Same thing happened when we got the brined breast out and shoved it on the rotisserie stake. Juice and brine all over (the dogs cleaned up what fell on the floor), mopped up what I could with a paper towel.

Once the food was all done, we gorged ourselves silly, I made a pumpkin pie, gorged on that, and now we’re just sitting around waiting for e-coli or something else to kill us.
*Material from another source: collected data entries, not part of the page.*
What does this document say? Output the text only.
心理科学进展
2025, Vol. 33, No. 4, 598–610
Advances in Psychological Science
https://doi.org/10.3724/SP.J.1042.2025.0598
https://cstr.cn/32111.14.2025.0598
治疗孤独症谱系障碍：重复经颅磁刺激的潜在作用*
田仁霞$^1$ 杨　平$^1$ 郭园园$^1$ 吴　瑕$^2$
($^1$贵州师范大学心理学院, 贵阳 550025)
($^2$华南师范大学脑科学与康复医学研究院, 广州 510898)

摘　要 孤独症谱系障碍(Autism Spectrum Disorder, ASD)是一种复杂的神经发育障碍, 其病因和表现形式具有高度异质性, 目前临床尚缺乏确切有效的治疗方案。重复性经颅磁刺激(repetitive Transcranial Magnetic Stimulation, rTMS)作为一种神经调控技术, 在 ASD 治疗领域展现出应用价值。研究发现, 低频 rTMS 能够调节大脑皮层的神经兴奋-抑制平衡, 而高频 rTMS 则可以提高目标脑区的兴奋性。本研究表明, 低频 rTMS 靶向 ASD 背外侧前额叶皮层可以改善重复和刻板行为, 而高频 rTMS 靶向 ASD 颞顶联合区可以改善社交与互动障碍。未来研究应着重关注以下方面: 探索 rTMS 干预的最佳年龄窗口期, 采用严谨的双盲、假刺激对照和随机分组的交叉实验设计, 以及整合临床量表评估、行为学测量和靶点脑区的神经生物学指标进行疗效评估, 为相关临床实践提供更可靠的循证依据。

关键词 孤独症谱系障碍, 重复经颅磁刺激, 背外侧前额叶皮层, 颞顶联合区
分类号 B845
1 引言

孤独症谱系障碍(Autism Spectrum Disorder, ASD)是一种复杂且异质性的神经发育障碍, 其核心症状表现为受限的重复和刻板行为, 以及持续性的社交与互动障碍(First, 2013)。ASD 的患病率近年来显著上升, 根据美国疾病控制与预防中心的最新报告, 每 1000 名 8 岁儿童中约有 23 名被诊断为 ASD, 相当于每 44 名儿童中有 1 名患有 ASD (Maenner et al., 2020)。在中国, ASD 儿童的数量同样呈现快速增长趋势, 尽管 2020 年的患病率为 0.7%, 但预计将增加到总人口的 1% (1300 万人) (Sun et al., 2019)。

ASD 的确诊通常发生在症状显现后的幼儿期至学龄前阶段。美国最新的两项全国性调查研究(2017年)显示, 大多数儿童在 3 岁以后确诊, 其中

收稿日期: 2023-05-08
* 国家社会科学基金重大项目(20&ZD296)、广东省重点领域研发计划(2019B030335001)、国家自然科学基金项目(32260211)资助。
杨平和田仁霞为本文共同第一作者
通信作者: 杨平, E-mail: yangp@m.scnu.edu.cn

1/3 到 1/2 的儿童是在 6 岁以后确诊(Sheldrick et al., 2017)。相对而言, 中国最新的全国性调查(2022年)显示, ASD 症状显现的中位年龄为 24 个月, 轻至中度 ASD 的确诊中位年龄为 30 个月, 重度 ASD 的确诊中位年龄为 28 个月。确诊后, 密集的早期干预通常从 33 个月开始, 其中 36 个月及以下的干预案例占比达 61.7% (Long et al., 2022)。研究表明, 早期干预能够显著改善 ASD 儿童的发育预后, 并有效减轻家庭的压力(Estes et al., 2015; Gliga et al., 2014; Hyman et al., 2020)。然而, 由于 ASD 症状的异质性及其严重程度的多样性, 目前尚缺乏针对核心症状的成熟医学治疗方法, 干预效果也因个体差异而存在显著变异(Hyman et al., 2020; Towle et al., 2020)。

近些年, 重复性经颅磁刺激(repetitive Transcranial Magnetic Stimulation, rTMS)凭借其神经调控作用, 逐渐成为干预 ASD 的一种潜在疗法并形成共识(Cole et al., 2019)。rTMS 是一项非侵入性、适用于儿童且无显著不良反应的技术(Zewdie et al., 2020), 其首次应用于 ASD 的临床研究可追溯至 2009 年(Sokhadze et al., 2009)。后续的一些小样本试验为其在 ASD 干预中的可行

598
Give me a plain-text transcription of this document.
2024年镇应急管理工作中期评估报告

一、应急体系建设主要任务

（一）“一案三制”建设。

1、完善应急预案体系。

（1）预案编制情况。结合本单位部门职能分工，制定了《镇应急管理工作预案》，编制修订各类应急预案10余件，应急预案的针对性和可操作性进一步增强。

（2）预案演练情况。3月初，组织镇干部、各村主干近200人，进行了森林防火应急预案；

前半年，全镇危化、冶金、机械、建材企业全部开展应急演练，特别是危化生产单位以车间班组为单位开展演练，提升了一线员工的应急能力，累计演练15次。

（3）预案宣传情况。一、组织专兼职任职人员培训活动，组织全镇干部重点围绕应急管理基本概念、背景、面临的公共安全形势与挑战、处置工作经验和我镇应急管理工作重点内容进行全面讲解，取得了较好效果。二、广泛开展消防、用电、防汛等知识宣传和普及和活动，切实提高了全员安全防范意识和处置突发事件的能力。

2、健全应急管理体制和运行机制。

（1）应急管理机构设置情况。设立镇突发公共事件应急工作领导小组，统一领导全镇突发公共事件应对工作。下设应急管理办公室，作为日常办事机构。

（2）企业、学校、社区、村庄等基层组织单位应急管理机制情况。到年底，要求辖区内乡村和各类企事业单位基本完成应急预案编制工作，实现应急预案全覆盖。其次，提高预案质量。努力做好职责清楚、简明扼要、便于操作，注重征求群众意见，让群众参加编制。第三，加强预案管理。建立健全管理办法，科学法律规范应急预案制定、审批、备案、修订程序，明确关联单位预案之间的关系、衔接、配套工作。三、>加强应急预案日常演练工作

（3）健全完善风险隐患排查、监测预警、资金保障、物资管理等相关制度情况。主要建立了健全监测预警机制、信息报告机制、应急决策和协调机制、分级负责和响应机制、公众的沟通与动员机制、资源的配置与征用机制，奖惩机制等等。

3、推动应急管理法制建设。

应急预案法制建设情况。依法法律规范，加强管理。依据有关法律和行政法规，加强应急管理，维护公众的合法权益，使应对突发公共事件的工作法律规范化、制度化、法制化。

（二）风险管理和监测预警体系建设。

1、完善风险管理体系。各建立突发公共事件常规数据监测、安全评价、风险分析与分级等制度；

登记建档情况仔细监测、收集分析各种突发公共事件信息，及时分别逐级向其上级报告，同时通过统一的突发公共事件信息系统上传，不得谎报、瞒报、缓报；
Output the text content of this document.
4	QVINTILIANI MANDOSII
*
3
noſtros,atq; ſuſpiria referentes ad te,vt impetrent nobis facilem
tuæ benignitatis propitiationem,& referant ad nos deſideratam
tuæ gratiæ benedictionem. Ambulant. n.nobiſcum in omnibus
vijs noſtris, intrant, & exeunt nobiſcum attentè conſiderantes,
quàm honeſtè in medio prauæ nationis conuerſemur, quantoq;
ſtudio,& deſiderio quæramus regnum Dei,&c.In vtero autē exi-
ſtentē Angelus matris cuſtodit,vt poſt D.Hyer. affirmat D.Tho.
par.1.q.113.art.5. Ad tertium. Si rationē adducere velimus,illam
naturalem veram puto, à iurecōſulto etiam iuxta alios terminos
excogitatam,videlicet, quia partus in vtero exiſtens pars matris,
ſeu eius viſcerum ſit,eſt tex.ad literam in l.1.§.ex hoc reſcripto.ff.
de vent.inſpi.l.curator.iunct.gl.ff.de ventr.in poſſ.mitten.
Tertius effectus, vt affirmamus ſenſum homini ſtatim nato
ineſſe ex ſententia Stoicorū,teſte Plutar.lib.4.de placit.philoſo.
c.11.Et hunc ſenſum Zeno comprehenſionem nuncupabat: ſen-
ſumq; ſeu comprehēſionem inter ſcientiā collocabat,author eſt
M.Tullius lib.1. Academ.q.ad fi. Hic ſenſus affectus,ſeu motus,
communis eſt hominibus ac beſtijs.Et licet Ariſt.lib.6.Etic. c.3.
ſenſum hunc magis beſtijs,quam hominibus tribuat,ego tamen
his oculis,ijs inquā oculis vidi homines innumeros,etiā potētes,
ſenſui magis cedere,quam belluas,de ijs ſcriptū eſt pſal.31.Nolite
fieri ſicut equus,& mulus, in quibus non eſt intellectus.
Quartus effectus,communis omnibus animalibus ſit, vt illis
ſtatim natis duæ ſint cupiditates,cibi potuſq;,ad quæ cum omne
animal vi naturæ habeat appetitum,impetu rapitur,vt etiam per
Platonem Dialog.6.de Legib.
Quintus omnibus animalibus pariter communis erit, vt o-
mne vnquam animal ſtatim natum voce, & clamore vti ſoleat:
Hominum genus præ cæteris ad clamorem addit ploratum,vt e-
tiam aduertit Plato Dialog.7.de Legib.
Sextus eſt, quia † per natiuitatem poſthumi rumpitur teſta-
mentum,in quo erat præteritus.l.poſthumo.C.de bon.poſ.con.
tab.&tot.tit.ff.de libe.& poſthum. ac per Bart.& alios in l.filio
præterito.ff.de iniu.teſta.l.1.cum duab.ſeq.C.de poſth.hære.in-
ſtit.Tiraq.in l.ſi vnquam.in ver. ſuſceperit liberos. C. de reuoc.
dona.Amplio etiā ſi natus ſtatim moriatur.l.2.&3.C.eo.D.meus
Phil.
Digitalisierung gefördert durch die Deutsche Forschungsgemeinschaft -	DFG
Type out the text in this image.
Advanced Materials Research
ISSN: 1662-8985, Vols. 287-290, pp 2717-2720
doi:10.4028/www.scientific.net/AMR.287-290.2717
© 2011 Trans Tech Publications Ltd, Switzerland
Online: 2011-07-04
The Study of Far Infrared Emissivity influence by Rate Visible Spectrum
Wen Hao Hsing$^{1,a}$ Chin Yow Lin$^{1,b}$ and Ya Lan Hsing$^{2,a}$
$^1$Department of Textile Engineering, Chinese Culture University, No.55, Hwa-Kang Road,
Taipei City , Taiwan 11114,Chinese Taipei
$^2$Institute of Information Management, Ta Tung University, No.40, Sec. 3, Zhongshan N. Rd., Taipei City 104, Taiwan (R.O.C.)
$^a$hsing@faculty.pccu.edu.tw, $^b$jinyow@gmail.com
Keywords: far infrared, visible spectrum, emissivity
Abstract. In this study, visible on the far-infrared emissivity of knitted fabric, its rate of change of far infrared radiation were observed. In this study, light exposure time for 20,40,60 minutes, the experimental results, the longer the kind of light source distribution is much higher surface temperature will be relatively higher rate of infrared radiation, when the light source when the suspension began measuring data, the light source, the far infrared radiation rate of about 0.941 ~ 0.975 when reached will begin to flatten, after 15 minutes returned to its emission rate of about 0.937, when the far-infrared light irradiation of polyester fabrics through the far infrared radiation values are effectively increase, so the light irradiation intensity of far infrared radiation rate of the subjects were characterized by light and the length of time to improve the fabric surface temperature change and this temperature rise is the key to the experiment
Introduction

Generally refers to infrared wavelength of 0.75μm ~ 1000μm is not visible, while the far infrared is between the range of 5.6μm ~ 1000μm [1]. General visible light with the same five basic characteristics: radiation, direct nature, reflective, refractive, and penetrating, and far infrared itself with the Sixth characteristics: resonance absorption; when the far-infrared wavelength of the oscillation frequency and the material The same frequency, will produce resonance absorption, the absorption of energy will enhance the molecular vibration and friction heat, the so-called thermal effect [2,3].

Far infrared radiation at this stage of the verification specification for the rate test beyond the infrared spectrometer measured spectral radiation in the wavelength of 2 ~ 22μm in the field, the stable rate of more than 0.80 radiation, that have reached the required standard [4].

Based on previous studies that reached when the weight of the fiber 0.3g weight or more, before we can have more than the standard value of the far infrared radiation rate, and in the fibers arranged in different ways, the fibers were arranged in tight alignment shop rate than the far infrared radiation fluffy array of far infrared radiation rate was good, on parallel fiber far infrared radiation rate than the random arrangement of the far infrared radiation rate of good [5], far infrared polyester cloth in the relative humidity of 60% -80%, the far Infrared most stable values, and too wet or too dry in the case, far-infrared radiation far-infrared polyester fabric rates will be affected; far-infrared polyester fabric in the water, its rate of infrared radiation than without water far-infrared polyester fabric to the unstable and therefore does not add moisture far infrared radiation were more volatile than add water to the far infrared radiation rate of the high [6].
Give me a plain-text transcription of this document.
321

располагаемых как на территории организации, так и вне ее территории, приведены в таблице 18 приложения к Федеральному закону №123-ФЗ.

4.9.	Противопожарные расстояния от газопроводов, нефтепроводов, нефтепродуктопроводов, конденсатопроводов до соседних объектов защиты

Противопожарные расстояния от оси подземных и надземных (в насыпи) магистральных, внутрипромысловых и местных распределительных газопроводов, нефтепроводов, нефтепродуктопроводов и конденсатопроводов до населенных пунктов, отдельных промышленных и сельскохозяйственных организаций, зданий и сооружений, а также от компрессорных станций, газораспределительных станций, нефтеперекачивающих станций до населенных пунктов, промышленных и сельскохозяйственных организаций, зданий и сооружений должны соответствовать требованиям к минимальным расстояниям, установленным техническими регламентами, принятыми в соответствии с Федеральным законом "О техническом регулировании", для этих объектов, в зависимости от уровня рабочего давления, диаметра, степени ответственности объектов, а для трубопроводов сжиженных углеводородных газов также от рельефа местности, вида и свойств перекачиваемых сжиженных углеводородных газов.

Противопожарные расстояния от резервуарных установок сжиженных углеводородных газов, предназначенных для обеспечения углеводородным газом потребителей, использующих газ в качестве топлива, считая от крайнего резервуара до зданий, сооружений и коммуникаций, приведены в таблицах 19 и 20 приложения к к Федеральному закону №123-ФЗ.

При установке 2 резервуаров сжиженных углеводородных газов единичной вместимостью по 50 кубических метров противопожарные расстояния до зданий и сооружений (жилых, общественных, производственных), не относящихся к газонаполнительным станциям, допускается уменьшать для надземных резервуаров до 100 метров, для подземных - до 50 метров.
I tend to think that humans are being born with no immunity to anything. Kids don’t go out and play in the mud and muck anymore, so they don’t build up the tolerance to things that my generation (who dared each other to eat earth worms and bugs and never washed our hands) have built up over the years. We didn’t constantly scrub ourselves with anti-bacterial hand sanitizers, didn’t have anti-bacterial wipes, or soap, we used nasty, gooey sponges for months, used the same cloth kitchen towel to sop up messes of all kinds, and generally didn’t think about all of the horrible microbes that would infest our intestinal tracts. Our intestinal tracts laughed at bacteria and spit them out without a second thought.

So yes, my kitchen isn’t sterile enough to perform surgery in, and my fridge is probably a breeding ground of plague (there’s a can of dog food next to the milk... but its got a lid on it), and I can handle that. If you can’t, then I suggest you don’t eat at my house.